Jack Wrolsden, por sua vez, afirma que o papel dos consultores jurídicos é bem maior que a mera atuação em questões pontuais. Advogados especializados em negócios disruptivos – os “disruptive framers” (balizadores da disrupção) – são responsáveis por contornar problemas e desenvolver estratégias jurídicas para os empreendedores no contexto da “Destruição criadora” há muito identificada e propugnada por Joseph Alois Schumpeter (1939). Não basta aos advogados possuírem especializações pontuais em determinados assuntos jurídicos, mas é necessário também que alcancem a perfeita compreensão da realidade negocial inovadora inerente à “start-up” (Wrolsden, 2016).

*Roberto Braga é advogado e sócio da Braga de Andrade Advogados. É doutor em Direito Civil pela USP e atua em proteção de dados pessoais; consultoria contratual e societária. É professor do curso de especialização no Insper sobre a LGPD.

 

REFERÊNCIAS BIBLIOGRÁFICAS

AMERICAN HERITAGE DICTIONARY OF THE ENGLISH LANGUAGE. Startup [Verbete]. 5. ed. Boston: Houghton Mifflin Harcourt, 2011. Disponível em: https://www.thefreedictionary.com/startup. Acesso em: 23.11.2019.

CHRISTENSEN, Clayton; BOWER, Joseph. Disruptive technologies : Catching the wave. Harvard Business Review, Watertown, v. 73, n. 1, jan.-feb. 1995, p. 43-53.

FEIGELSON, Bruno et. al. Direito das startups. 1. ed., 3. tir., São Paulo: Saraiva, 2019.

LEBRET, Hervé. When was the word “start-up” first used? [s.n.] 22 maio 2019. Disponível em: http://www.startup-book.com/2016/05/22/when-was-the-word-start-up-first-used/. Acesso em: 22.11.2019.

REIS, Edgar Vidigal de Andrade. Startups: Análise de estruturas societárias e de investimento no Brasil. São Paulo: Almedina, 2018.

RIES, Eric. A startup enxuta. Rio de Janeiro: Sextante, 2019.

SCHUMPETER, Joseph Alois. Business cycles: A theoretical, historical and statistical analysis of the capitalist process. New York, Toronto, London: McGraw-Hill, 1939.

WEINBERG, Alison R.; HEINE, Jamie A. Counseling the startup: How attorneys can add value to startup clients’ businesses. Journal of Business & Securities Law, v. 15, fall, 2014, p. 39-62.

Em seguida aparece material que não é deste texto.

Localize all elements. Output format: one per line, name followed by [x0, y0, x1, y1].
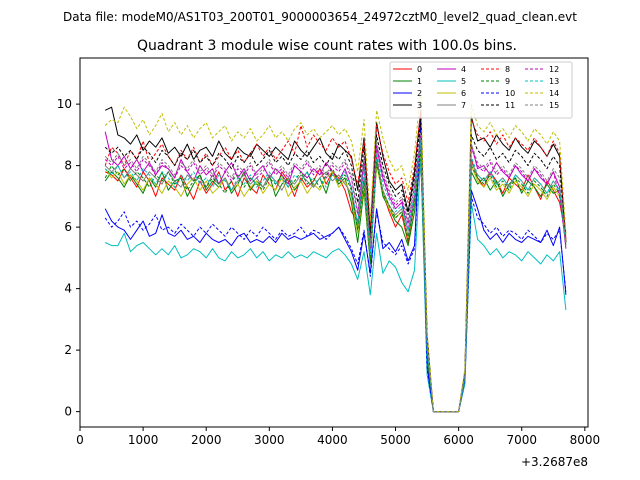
legend-label-3: 3: [417, 101, 422, 110]
chart-title: Quadrant 3 module wise count rates with …: [137, 38, 517, 54]
legend-label-12: 12: [549, 65, 559, 74]
legend-box: [389, 61, 573, 119]
series-line-10: [104, 128, 567, 413]
y-tick-label: 4: [64, 282, 72, 296]
legend-label-15: 15: [549, 101, 559, 110]
x-tick-label: 8000: [570, 433, 601, 447]
plot-frame: [79, 57, 589, 428]
series-line-2: [104, 115, 567, 413]
legend-label-7: 7: [461, 101, 466, 110]
legend-label-14: 14: [549, 89, 559, 98]
x-offset-label: +3.2687e8: [521, 455, 588, 469]
x-axis: 0 1000 2000 3000 4000 5000 6000 7000 8000: [76, 427, 600, 447]
x-tick-label: 5000: [380, 433, 411, 447]
x-tick-label: 2000: [191, 433, 222, 447]
series-line-9: [104, 149, 567, 413]
y-axis: 0 2 4 6 8 10: [57, 97, 80, 419]
plot-area: [79, 57, 589, 428]
series-line-12: [104, 134, 567, 413]
y-tick-label: 6: [64, 220, 72, 234]
x-tick-label: 7000: [506, 433, 537, 447]
legend-label-8: 8: [505, 65, 510, 74]
y-tick-label: 8: [64, 159, 72, 173]
x-tick-label: 4000: [317, 433, 348, 447]
x-tick-label: 6000: [443, 433, 474, 447]
series-line-8: [104, 109, 567, 413]
legend-label-4: 4: [461, 65, 466, 74]
legend-label-1: 1: [417, 77, 422, 86]
x-tick-label: 0: [76, 433, 84, 447]
legend-label-5: 5: [461, 77, 466, 86]
legend-label-0: 0: [417, 65, 422, 74]
legend-label-10: 10: [505, 89, 515, 98]
legend-label-2: 2: [417, 89, 422, 98]
x-tick-label: 3000: [254, 433, 285, 447]
series-line-13: [104, 140, 567, 413]
series-layer: [104, 91, 567, 413]
legend-label-13: 13: [549, 77, 559, 86]
y-tick-label: 2: [64, 343, 72, 357]
y-tick-label: 10: [57, 97, 72, 111]
series-line-6: [104, 149, 567, 413]
series-line-15: [104, 131, 567, 413]
series-line-5: [104, 155, 567, 413]
y-tick-label: 0: [64, 405, 72, 419]
legend-label-9: 9: [505, 77, 510, 86]
suptitle: Data file: modeM0/AS1T03_200T01_90000036…: [63, 10, 577, 24]
series-line-11: [104, 119, 567, 413]
legend-label-11: 11: [505, 101, 515, 110]
legend-label-6: 6: [461, 89, 466, 98]
series-line-14: [104, 91, 567, 413]
x-tick-label: 1000: [128, 433, 159, 447]
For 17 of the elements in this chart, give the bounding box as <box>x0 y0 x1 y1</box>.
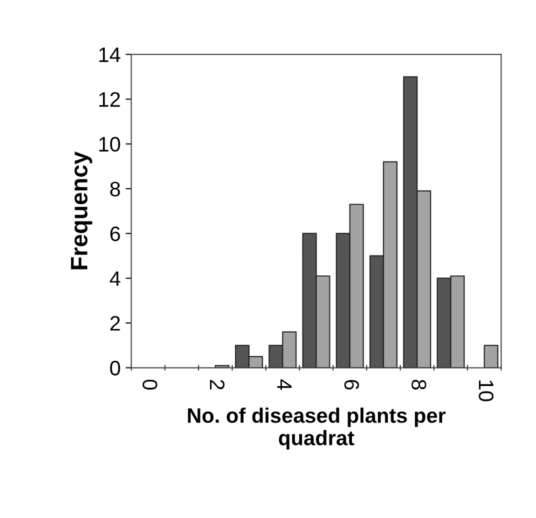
x-tick-label: 10 <box>478 380 494 402</box>
y-tick-label: 2 <box>110 316 120 331</box>
y-tick-label: 0 <box>110 360 120 376</box>
x-tick-label: 8 <box>412 380 426 390</box>
y-axis-title: Frequency <box>71 152 92 270</box>
y-tick-label: 14 <box>99 48 120 62</box>
x-tick-label: 4 <box>277 379 292 390</box>
bar <box>484 344 498 368</box>
y-tick-label: 8 <box>110 182 120 196</box>
x-tick-label: 6 <box>344 380 360 390</box>
x-axis-title: No. of diseased plants per quadrat <box>188 408 446 450</box>
y-tick-label: 6 <box>110 226 120 242</box>
x-tick-label: 0 <box>142 380 158 390</box>
y-tick-label: 10 <box>99 136 120 152</box>
y-tick-label: 4 <box>110 271 120 286</box>
x-tick-label: 2 <box>210 380 225 390</box>
y-tick-label: 12 <box>99 92 120 107</box>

WONDER, Markos. [Answer]. Quora, Postagem 6 dec. 2015. Disponível em: https://www.quora.com/What-is-the-origin-of-the-term-startup-and-when-did-this-word-start-to-appear. Acesso em: 23.11.2019.

WROLSDEN, Jack. Creative destructive legal conflict: Lawyers as disruption framers in entrepreneurship. University of Pennsylvania Journal of Business Law, v. 18, Issue 3, 20106, p. 733-787.